Agencies encourage financial institutions to explore innovative industry approaches to BSA/AML compliance
On December 3, the Financial Crimes Enforcement Network (FinCEN) released a joint statement along with federal banking agencies—the Federal Reserve Board, FDIC, NCUA, and OCC (together, the “agencies”)—to encourage banks and credit unions to explore innovative approaches such as artificial intelligence, digital identity technologies, and internal financial intelligence units to combat money laundering, terrorist financing, and other illicit financial threats when safeguarding the financial system. According to the agencies, private sector innovation and the adoption of new technologies can enhance the effectiveness and efficiency of Bank Secrecy Act/anti-money laundering (BSA/AML) compliance programs. Moreover, new innovations and technologies can also enhance transaction monitoring systems. Specifically, the agencies urged banks to test innovative programs to explore the use of artificial intelligence. However, the agencies emphasized that while feedback on innovative programs may be provided, the “pilot programs in and of themselves should not subject banks to supervisory criticism even if the pilot programs ultimately prove unsuccessful. Likewise, pilot programs that expose gaps in a BSA/AML compliance program will not necessarily result in supervisory action with respect to that program.” The joint statement further specifies that the agencies will be willing to grant exceptive relief from BSA regulatory requirements to facilitate pilot programs, “provided that banks maintain the overall effectiveness of their BSA/AML compliance programs.” However, banks that maintain effective compliance programs but choose not to innovate will not be penalized or criticized.

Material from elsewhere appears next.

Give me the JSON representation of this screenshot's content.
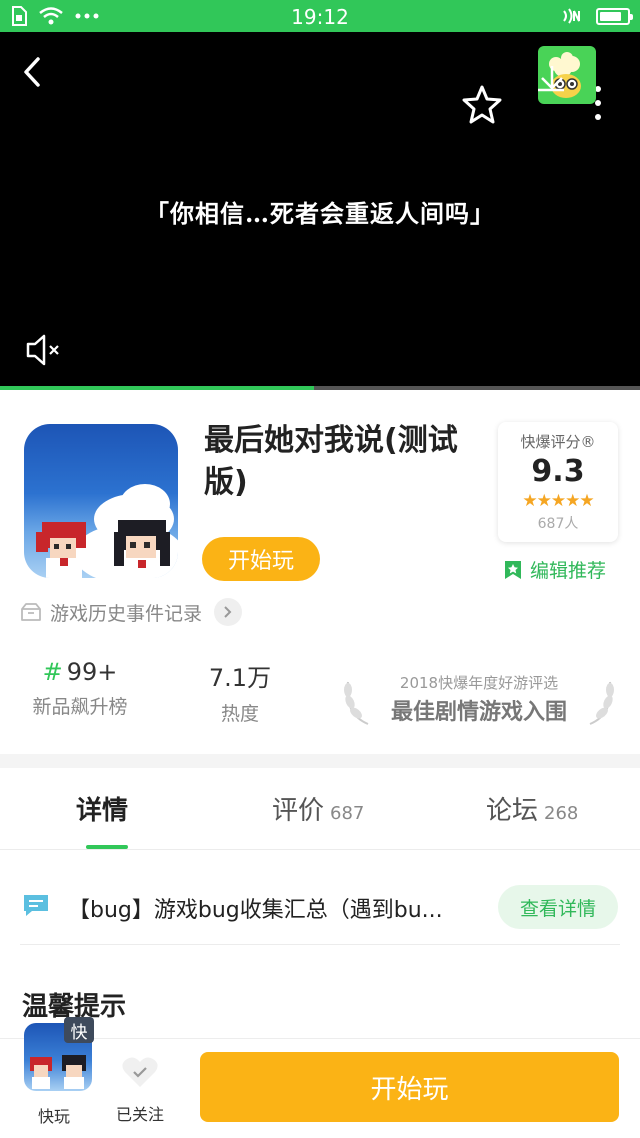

According to Treasury Under Secretary for Terrorism and Financial Intelligence Sigal Mandelker, “[a]s money launderers and other illicit actors constantly evolve their tactics, we want the compliance community to likewise adapt their efforts to counter these threats,” pointing to the recent use of innovative technologies to identify and report illicit financial activity related to both Iran and North Korea.
As previously covered by InfoBytes, earlier in October the agencies provided guidance on resource sharing between banks and credit unions in order to more efficiently and effectively manage their BSA/AML obligations.